Zachary1150/merge_accfmt_MRL4096_ROLLOUT4_LR2e-6_w0.5_ties_density0.2

Hugging Face
TEXT GENERATIONConcurrency Cost:1Model Size:1.5BQuant:BF16Ctx Length:32kPublished:Jan 1, 2026Architecture:Transformer Warm

Zachary1150/merge_accfmt_MRL4096_ROLLOUT4_LR2e-6_w0.5_ties_density0.2 is a 1.5 billion parameter language model merged using the TIES method, based on deepseek-ai/DeepSeek-R1-Distill-Qwen-1.5B. This model combines two fine-tuned actors, acc_MRL4096_ROLLOUT4_LR2e-6 and accfmt_MRL4096_ROLLOUT4_LR2e-6, with a context length of 131072 tokens. It is designed to leverage the strengths of its constituent models for enhanced performance in specific tasks related to its merged components.

Loading preview...

Model Overview

This model, merge_accfmt_MRL4096_ROLLOUT4_LR2e-6_w0.5_ties_density0.2, is a 1.5 billion parameter language model created by Zachary1150. It was developed using the TIES merge method from mergekit, combining multiple pre-trained language models into a single, optimized entity.
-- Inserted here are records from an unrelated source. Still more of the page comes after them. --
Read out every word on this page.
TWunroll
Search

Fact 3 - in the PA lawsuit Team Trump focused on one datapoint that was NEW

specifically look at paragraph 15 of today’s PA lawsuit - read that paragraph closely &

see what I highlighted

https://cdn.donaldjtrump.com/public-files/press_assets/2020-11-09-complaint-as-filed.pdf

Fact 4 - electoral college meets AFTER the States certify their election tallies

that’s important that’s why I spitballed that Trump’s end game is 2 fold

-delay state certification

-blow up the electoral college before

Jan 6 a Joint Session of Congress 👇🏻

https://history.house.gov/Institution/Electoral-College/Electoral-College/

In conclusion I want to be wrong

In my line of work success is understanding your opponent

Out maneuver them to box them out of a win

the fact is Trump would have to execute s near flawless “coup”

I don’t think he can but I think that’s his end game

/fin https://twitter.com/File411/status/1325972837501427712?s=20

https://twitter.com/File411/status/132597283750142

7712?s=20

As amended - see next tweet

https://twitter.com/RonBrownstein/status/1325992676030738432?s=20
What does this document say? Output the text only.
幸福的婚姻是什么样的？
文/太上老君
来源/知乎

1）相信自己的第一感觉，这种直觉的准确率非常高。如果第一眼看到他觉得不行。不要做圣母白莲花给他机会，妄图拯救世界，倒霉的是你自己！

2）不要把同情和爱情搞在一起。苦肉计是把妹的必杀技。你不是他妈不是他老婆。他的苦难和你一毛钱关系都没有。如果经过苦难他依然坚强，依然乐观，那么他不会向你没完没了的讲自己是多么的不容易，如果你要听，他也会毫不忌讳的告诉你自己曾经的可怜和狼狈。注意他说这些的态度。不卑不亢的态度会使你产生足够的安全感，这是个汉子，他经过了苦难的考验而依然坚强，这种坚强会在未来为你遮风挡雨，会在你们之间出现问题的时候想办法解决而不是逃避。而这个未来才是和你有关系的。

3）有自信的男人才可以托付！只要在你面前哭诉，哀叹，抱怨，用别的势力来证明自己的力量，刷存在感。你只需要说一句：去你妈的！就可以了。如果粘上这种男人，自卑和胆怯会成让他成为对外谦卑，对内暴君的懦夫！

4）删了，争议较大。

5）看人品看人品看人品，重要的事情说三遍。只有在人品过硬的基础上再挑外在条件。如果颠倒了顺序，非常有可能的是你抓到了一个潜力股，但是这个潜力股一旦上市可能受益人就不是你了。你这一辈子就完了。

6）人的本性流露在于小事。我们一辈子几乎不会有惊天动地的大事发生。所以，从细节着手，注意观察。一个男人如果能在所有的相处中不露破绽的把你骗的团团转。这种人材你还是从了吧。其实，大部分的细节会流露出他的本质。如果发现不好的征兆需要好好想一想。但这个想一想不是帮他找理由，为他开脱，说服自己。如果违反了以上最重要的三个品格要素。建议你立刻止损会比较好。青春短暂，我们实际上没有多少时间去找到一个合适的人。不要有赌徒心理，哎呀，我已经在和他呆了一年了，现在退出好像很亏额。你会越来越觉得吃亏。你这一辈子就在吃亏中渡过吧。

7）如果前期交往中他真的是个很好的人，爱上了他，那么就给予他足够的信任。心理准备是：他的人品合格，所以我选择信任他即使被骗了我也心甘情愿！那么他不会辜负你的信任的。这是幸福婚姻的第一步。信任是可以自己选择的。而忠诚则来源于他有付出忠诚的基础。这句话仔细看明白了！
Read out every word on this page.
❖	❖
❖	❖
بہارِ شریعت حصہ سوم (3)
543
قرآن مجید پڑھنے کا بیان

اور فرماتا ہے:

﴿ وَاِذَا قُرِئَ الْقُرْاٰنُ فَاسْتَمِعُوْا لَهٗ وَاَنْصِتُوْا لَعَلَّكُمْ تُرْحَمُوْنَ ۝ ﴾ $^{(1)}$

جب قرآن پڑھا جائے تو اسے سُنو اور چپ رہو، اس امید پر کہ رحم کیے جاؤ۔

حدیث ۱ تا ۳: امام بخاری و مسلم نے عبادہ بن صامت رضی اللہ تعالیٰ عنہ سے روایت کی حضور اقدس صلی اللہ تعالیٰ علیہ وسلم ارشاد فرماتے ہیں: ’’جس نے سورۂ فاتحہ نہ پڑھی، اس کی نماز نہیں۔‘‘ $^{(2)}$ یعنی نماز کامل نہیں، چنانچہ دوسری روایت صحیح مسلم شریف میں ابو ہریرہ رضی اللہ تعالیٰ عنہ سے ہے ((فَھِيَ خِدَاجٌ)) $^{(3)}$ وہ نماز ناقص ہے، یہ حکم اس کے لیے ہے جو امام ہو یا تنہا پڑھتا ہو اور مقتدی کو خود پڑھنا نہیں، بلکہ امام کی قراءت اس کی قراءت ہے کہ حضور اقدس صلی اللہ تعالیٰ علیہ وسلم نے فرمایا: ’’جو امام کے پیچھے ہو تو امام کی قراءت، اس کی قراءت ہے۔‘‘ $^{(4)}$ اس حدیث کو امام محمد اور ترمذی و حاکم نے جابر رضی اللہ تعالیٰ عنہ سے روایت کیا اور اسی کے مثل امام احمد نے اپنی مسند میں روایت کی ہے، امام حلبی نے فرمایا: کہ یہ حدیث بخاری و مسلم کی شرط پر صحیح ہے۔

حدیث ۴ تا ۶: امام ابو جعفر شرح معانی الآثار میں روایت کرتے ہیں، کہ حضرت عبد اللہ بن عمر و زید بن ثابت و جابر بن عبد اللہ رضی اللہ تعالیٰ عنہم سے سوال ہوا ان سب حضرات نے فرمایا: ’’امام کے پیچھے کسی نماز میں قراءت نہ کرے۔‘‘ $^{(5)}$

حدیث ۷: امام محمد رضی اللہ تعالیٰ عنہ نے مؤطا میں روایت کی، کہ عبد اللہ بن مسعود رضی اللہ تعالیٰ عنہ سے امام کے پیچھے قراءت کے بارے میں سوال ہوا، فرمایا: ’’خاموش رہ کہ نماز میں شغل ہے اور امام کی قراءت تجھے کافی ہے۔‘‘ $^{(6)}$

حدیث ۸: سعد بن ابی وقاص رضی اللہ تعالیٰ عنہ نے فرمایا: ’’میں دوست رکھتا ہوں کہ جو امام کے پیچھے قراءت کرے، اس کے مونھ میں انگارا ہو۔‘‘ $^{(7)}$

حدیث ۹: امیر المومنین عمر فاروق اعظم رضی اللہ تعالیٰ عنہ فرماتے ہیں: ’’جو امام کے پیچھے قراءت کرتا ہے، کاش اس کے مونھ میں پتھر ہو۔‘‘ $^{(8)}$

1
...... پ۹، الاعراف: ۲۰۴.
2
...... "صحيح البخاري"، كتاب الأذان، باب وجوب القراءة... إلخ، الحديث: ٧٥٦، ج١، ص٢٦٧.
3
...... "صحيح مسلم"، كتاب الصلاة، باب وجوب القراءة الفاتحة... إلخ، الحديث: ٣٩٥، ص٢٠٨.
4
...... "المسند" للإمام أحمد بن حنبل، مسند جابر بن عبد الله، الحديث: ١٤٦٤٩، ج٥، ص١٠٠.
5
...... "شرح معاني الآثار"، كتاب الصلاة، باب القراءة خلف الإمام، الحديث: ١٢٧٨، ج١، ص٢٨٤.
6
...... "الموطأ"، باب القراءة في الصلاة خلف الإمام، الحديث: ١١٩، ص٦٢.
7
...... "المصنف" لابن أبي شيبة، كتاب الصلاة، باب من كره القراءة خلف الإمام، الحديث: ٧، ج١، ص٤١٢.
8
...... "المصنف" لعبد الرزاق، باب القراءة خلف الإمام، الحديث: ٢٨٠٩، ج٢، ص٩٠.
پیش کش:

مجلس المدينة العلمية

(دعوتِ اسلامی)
The base model for this merge is deepseek-ai/DeepSeek-R1-Distill-Qwen-1.5B, providing a strong foundation for the merged architecture.

Key Characteristics

  • Merge Method: Utilizes the TIES (Trimming, Iterative, and Selective) merging technique, which is designed to efficiently combine the knowledge from different models.
  • Base Model: Built upon deepseek-ai/DeepSeek-R1-Distill-Qwen-1.5B, inheriting its foundational capabilities.
  • Constituent Models: The merge incorporates two specific actor models: acc_MRL4096_ROLLOUT4_LR2e-6 and accfmt_MRL4096_ROLLOUT4_LR2e-6, each contributing with a weight of 0.5 and a density of 0.2.
  • Context Length: Supports a substantial context window of 131072 tokens, allowing for processing and generating longer sequences of text.

Potential Use Cases

Given its merge-based construction from specialized actor models, this model is likely suitable for applications that benefit from the combined expertise of its components. Developers interested in exploring the effects of TIES merging on specific fine-tuned models, particularly those derived from the DeepSeek-R1-Distill-Qwen-1.5B family, may find this model valuable for research and development.